Os irmãos desapareceram em 4 de janeiro de 2026, depois de saírem de casa para brincar no povoado São Sebastião dos Pretos, localizado na zona rural da cidade. Desde então, familiares e autoridades têm procurado por pistas que possam esclarecer o caso.
Em entrevista à TV Difusora, o delegado-geral adjunto operacional da Polícia Civil, Ederson Martins, comentou sobre o progresso das investigações.
De acordo com ele, a Polícia Civil do Maranhão considera três possíveis cenários para o desaparecimento das crianças: acidente, ataque de animais ou ação de terceiros. No entanto, ressaltou que nenhuma linha de investigação foi descartada.
“Os cães farejadores seguiram o rastro das crianças até o rio. Assim, há a possibilidade de um acidente? Sim. Pode ter ocorrido um ataque de animais? Sim. Pode ter havido a intervenção de terceiros a partir dali? Também é uma possibilidade. No entanto, todas as hipóteses apresentadas à Polícia Civil estão sendo investigadas”, afirmou.
Foco das investigações
Durante as buscas, quatro cães farejadores foram empregados pelas forças de segurança. Segundo Ederson Martins, ao seguir o rastro de Kauã, os animais levaram até o local indicado por ele como o último ponto de encontro com os primos.

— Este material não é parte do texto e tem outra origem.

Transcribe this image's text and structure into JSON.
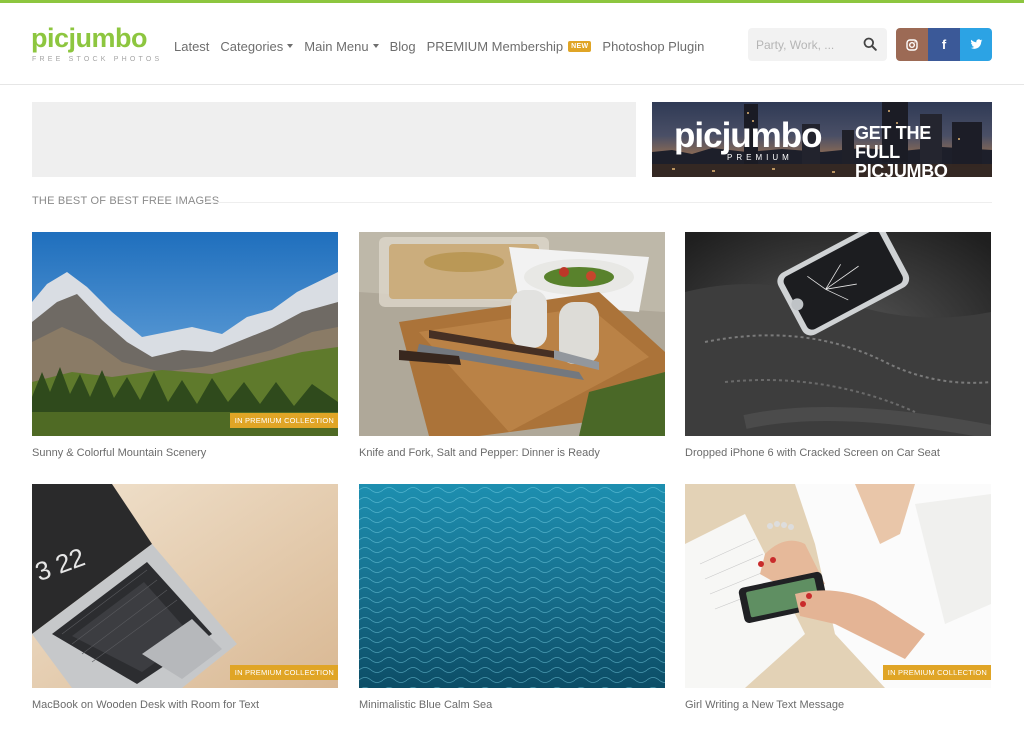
{
  "brand": {
    "logo_text": "picjumbo",
    "tagline": "FREE STOCK PHOTOS",
    "accent": "#8dc63f"
  },
  "nav": {
    "items": [
      {
        "label": "Latest",
        "has_caret": false
      },
      {
        "label": "Categories",
        "has_caret": true
      },
      {
        "label": "Main Menu",
        "has_caret": true
      },
      {
        "label": "Blog",
        "has_caret": false
      },
      {
        "label": "PREMIUM Membership",
        "badge": "NEW"
      },
      {
        "label": "Photoshop Plugin",
        "has_caret": false
      }
    ]
  },
  "search": {
    "placeholder": "Party, Work, ...",
    "icon": "search-icon"
  },
  "social": [
    {
      "name": "instagram",
      "icon": "instagram-icon",
      "color": "#9c6a55"
    },
    {
      "name": "facebook",
      "icon": "facebook-icon",
      "glyph": "f",
      "color": "#3b5998"
    },
    {
      "name": "twitter",
      "icon": "twitter-icon",
      "color": "#2ca3e4"
    }
  ],
  "banner": {
    "logo_text": "picjumbo",
    "sub_text": "PREMIUM",
    "tagline": "GET THE FULL PICJUMBO POWER"
  },
  "section": {
    "title": "THE BEST OF BEST FREE IMAGES"
  },
  "premium_badge_label": "IN PREMIUM COLLECTION",
  "photos": [
    {
      "caption": "Sunny & Colorful Mountain Scenery",
      "premium": true
    },
    {
      "caption": "Knife and Fork, Salt and Pepper: Dinner is Ready",
      "premium": false
    },
    {
      "caption": "Dropped iPhone 6 with Cracked Screen on Car Seat",
      "premium": false
    },
    {
      "caption": "MacBook on Wooden Desk with Room for Text",
      "premium": true,
      "screen_time": "3 22"
    },
    {
      "caption": "Minimalistic Blue Calm Sea",
      "premium": false
    },
    {
      "caption": "Girl Writing a New Text Message",
      "premium": true
    }
  ]
}
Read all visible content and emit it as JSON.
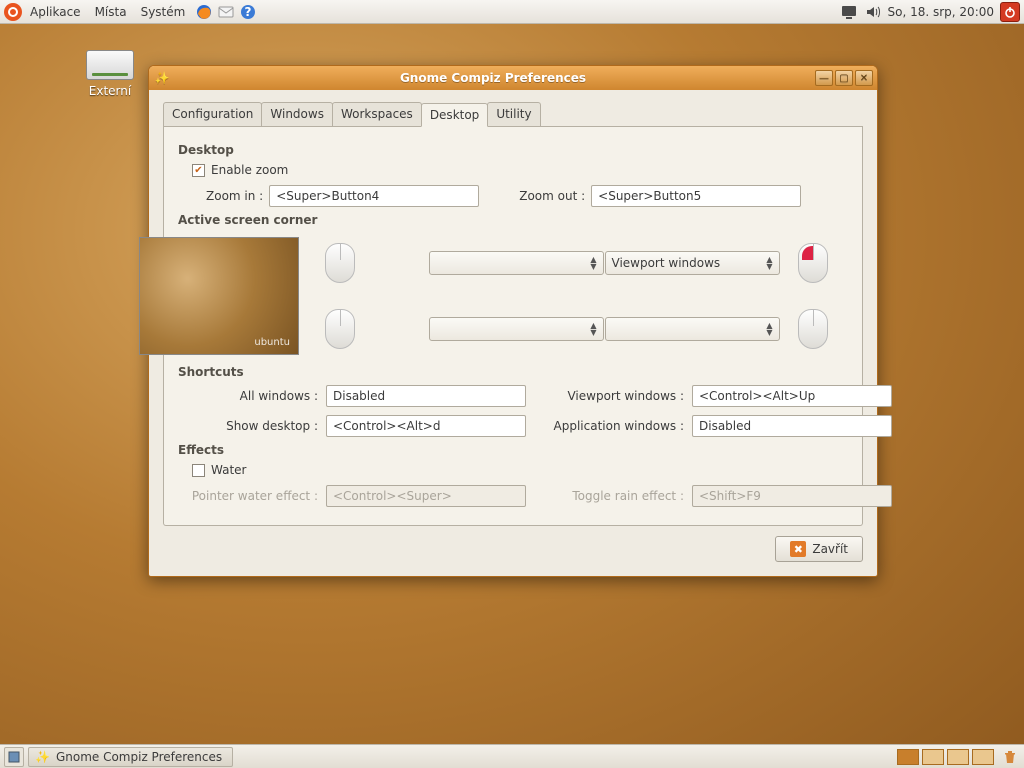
{
  "panel": {
    "menus": [
      "Aplikace",
      "Místa",
      "Systém"
    ],
    "clock": "So, 18. srp, 20:00"
  },
  "desktop": {
    "drive_label": "Externí"
  },
  "window": {
    "title": "Gnome Compiz Preferences",
    "tabs": [
      "Configuration",
      "Windows",
      "Workspaces",
      "Desktop",
      "Utility"
    ],
    "active_tab": 3,
    "desktop_section": {
      "heading": "Desktop",
      "enable_zoom_label": "Enable zoom",
      "enable_zoom_checked": true,
      "zoom_in_label": "Zoom in :",
      "zoom_in_value": "<Super>Button4",
      "zoom_out_label": "Zoom out :",
      "zoom_out_value": "<Super>Button5"
    },
    "corners": {
      "heading": "Active screen corner",
      "tl": "",
      "tr": "Viewport windows",
      "bl": "",
      "br": "",
      "preview_brand": "ubuntu"
    },
    "shortcuts": {
      "heading": "Shortcuts",
      "all_windows_label": "All windows :",
      "all_windows_value": "Disabled",
      "viewport_label": "Viewport windows :",
      "viewport_value": "<Control><Alt>Up",
      "show_desktop_label": "Show desktop :",
      "show_desktop_value": "<Control><Alt>d",
      "app_windows_label": "Application windows :",
      "app_windows_value": "Disabled"
    },
    "effects": {
      "heading": "Effects",
      "water_label": "Water",
      "water_checked": false,
      "pointer_label": "Pointer water effect :",
      "pointer_value": "<Control><Super>",
      "rain_label": "Toggle rain effect :",
      "rain_value": "<Shift>F9"
    },
    "close_label": "Zavřít"
  },
  "taskbar": {
    "task_label": "Gnome Compiz Preferences"
  }
}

Já ao seguir o rastro de Ágata e Michael, os cães desceram em direção ao rio próximo à área, o que passou a ser considerado pelos investigadores como um ponto central das apurações.
“Portanto, esse é o nosso ponto de referência, por assim dizer. A partir dali, as investigações continuam na tentativa de identificar, localizar e esclarecer o que de fato aconteceu com essas crianças”, explicou o delegado.